HANDS – THEY SHOOK AND THEN…

They futured like gods.

This hand (call it woman),

that hand (call it man)

togethered an applause.

Their fists of spider,

their architect fingers,

built patterns of gauze.

One blob (called embryo)

soon became elbows

attached to hands and jaws

that grew into prayers

to clapclapclap their heirs.

BELLUM PARTUM

And the whole earth with death and death-cries filled, My Lai,

Might long remember the face of suffering Dresden!

This is a battle hard to endure, and grim.
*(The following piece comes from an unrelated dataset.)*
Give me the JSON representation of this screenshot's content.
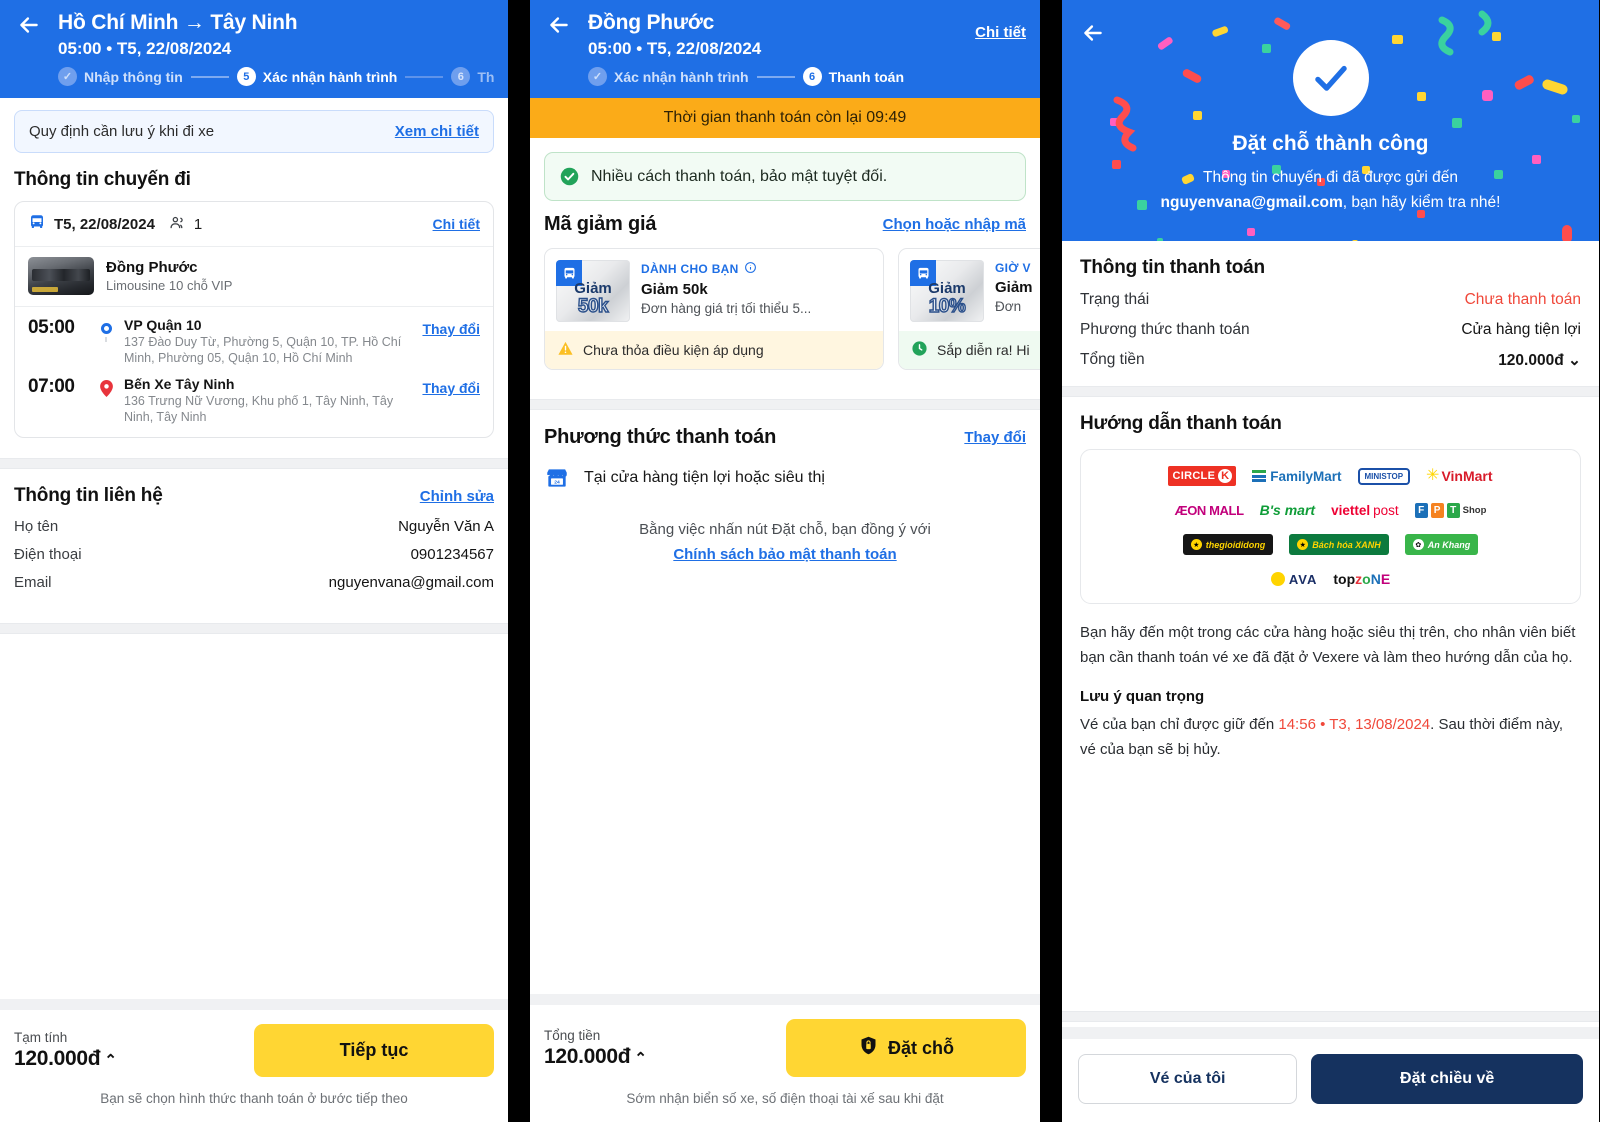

Gaza Gaza Gaza

— Dorothy L Sayers tr The Song of Roland

Like zealots

coked on bullets,

the soldiers spread

metal sperm

into harems, 

their birth of death.

The bomber

was in labor,

sucked a deep breath,

dropped her load,

her egg of blood,

her birth of death.

GRACELESSLY WAITING

Now, hum, chant, dust off the altar.

Calf’s already gutted for slaughter.

All I need now is the priestess.

“Just hold me in honor, hold me in awe,

my fine and gaudy mistress.

I pray you, Make me your god.”

But you released me, to wander

beyond the range of my hymns.

And left me here to conjure

you, incarnate, back from a dream.

So, carefully, I detail your temple

with incense to be purified.

But I’m running low on these candles

while watching the calfling putrefy.

DIRTY BLUES

Log on the fire burning into white ash.

Stick in fireplace turning into white ash.

When the fire’s cold, thrown out with the trash.

Used up, ejected, treated just like dirt.

Disposed, rejected, tossed out same as dirt.

One unravelling thread dooms the entire shirt.

Condom in the corner when the passion’s spent,

Tossed into the corner after love is spent.

One more unmourned dead soldier in the tent.

Expired, discarded, discharged just like dirt.

Damned and abandoned, swept out just like dirt.

Maybe not dead yet, maybe just hurt.

Mission finished, an empty toothpaste tube.

Purpose over, a used-up toothpaste tube.

Just gum on the fanblade after it’s chewed.

Tossed out, discarded, forgotten — just dirt!

Thrown out at the wedding, now I am dirt:

Left-over confetti lying in the church.

Log in the fire burning into white ash.

Wood on the fire turning into fine ash.

My steady warmth for you spurned in a flash!

Disposed, dejected, treated just like dirt.

Thrown out, ejected, treated worse than dirt.

One unravelling thread dooms the whole damn shirt.

BREEZES — GALES

My lifetrain went to pieces

when it jackknifed off the rails.

Buddha showed the eightfold path.

I lost it on the freeway.

I had memorized the prayers

but I couldn’t do the math.

Some others got the Jesus

but I got stuck with the nails.

Poetry from Joseph Ogbonna

Ancient Egypt 

Ancient Egypt, the realm of the pharaohs.

You have your exalted heights for the vulture,

and a serpentine viceroy for your depths.

Amun-Ra enjoys your deification,

as one who radiates a smile upon you by day.

The king of gods and their dexterous magnificence.

He speaks from the burning sky and the air!

Anytime leanness threatens your neighbours,

the life giving nile extracts your lush green.

Having flowed like milk from pendulous breasts.

You sourced your indelible prints and texts

from versatile cyperus papyrus.

On your hieroglyphs we see you revealed,

so do we at the valley of the kings.

The many gods defined and still define you.

Your culture, your life and the underworld 

are all by Osiris and Nephthys controlled.

The old kingdom, the middle and the new

are all at Memphis, Thebes and Pi-Rameses seen.

The pyramids of Giza distinguish you as one wonder of the world for all civilizations seen!

One magical Egypt, the precursor of modern civilizations.